Home | About | Sematext search-lucene.com search-hadoop.com
 Search Hadoop and all its subprojects:

Switch to Threaded View
Pig, mail # user - Large Bag (100GB of Data) in Reduce Step


Copy link to this message
-
Re: Large Bag (100GB of Data) in Reduce Step
Pradeep Gollakota 2013-07-22, 14:12
There's only one thing that comes to mind for this particular toy example.
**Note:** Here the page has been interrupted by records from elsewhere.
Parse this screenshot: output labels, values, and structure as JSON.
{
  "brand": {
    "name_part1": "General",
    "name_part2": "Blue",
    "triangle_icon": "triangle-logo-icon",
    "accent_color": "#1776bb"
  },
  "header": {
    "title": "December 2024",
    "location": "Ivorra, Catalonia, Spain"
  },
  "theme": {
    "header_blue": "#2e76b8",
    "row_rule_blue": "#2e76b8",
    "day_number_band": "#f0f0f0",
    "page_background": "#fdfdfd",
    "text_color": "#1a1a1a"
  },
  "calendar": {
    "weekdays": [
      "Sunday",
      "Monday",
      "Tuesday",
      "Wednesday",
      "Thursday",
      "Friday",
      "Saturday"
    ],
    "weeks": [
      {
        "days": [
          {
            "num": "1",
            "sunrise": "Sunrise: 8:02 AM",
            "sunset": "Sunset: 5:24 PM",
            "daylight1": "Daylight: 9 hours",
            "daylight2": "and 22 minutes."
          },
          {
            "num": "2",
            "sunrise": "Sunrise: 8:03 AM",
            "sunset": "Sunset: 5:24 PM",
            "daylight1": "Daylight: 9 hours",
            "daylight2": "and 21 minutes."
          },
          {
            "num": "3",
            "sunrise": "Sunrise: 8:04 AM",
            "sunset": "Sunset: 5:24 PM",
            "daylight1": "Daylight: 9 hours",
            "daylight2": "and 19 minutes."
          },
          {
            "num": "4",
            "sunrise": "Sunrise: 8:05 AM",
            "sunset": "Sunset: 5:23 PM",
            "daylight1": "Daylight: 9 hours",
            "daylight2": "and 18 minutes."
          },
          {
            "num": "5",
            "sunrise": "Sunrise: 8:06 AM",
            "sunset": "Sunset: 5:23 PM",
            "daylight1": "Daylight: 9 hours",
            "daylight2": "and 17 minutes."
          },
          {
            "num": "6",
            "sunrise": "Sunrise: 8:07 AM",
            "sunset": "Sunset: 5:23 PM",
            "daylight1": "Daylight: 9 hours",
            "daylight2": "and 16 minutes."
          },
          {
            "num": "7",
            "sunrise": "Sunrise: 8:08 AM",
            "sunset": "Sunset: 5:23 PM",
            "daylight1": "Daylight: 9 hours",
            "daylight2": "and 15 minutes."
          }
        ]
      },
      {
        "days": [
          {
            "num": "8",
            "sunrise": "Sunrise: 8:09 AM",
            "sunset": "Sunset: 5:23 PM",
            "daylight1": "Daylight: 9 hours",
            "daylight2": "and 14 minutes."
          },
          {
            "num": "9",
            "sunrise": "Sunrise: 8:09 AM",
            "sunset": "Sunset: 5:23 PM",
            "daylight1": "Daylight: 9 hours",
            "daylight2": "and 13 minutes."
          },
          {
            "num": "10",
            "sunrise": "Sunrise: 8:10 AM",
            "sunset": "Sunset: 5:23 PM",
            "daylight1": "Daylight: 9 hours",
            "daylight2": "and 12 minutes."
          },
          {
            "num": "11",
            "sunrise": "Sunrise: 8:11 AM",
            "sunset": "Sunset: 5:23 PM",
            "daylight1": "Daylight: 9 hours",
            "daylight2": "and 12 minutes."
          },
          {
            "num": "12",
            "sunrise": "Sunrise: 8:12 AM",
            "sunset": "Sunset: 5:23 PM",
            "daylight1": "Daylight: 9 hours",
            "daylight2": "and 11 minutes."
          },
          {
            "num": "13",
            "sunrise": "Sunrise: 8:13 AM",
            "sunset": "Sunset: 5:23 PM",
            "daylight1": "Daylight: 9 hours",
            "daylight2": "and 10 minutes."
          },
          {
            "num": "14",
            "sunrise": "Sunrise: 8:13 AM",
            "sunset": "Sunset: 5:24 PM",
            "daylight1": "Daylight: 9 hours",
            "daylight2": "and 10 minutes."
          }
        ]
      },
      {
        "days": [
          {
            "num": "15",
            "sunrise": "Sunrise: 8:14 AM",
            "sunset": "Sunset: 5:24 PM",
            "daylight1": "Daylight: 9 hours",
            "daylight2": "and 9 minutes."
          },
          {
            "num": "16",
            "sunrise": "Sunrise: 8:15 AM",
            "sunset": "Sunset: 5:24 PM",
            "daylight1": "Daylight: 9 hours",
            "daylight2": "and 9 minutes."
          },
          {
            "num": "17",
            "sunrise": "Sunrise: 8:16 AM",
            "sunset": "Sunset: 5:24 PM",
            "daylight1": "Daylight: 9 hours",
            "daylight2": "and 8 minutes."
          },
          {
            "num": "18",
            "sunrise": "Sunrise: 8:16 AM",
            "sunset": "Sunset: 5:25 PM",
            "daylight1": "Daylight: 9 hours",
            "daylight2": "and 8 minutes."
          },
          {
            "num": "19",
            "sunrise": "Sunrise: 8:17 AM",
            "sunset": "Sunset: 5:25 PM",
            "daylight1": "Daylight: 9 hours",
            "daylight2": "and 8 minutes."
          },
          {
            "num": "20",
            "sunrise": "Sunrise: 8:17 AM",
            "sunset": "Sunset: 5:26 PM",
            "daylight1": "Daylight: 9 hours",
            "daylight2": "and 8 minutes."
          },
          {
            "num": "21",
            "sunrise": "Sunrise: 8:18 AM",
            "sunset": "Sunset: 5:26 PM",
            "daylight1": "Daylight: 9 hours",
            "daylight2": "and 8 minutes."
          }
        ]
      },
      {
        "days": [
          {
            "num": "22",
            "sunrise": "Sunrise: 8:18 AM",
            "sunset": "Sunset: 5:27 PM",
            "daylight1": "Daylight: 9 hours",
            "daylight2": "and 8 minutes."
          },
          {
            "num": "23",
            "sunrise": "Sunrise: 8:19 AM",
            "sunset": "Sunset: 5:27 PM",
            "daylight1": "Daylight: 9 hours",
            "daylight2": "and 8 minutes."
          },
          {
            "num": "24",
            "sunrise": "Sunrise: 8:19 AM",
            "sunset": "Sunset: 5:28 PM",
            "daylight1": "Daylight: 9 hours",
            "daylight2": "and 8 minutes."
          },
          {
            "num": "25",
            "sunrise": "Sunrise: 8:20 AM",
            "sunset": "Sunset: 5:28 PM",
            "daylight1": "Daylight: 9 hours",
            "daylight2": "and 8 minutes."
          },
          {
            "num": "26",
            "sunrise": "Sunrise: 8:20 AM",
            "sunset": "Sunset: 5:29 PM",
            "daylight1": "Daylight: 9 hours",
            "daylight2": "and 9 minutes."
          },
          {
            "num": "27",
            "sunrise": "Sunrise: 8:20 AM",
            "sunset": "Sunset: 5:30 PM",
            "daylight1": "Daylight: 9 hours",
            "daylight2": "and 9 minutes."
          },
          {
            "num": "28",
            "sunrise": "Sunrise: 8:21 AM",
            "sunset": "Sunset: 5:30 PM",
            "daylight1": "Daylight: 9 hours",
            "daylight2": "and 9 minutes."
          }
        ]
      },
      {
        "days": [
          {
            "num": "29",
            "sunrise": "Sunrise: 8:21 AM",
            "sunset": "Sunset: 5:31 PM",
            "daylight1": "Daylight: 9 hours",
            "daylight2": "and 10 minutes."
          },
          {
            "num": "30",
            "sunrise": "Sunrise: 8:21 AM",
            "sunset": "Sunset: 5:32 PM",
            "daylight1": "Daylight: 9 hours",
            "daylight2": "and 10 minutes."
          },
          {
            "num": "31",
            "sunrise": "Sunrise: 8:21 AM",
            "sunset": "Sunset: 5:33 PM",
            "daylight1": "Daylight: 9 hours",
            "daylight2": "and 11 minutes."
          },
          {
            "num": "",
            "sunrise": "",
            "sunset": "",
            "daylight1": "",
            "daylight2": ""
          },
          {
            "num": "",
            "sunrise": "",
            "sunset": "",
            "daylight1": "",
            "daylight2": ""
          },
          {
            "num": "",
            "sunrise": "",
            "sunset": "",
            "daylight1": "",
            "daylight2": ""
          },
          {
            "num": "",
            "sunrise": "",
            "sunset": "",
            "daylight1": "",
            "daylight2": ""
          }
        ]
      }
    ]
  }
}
>From the "Programming Pig" book,
"pig.cached.bag.memusage" property is the "Percentage of the heap that Pig
will allocate for all of the bags in a map or reduce task. Once the bags
fill up this amount, the data is spilled to disk. Setting this to a higher
value will reduce spills to disk during execution but increase the
likelihood of a task running out of heap."
The default value of this property is 0.1

So, you can try setting this to a higher value to see if it can improve
performance.

Other than the above setting, I can only quote the basic patterns for
optimizing performance (also from Programming Pig):
Filter early and often
Project early and often
Set up your joins properly
etc.

On Mon, Jul 22, 2013 at 9:31 AM, Jerry Lam <[EMAIL PROTECTED]> wrote:

> Hi Pig users,
>
> I have a question regarding how to handle a large bag of data in reduce
> step.
> It happens that after I do the following (see below), each group has about
> 100GB of data to process. The bag is spilled continuously and the job is
> very slow. What is your recommendation of speeding the processing when you
> find yourself a large bag of data (over 100GB) to process?
>
> A = LOAD '/tmp/data';
> B = GROUP A by $0;
> C = FOREACH B generate FLATTEN($1); -- this takes very very long because of
> a large bag
>
> Best Regards,
>
> Jerry
>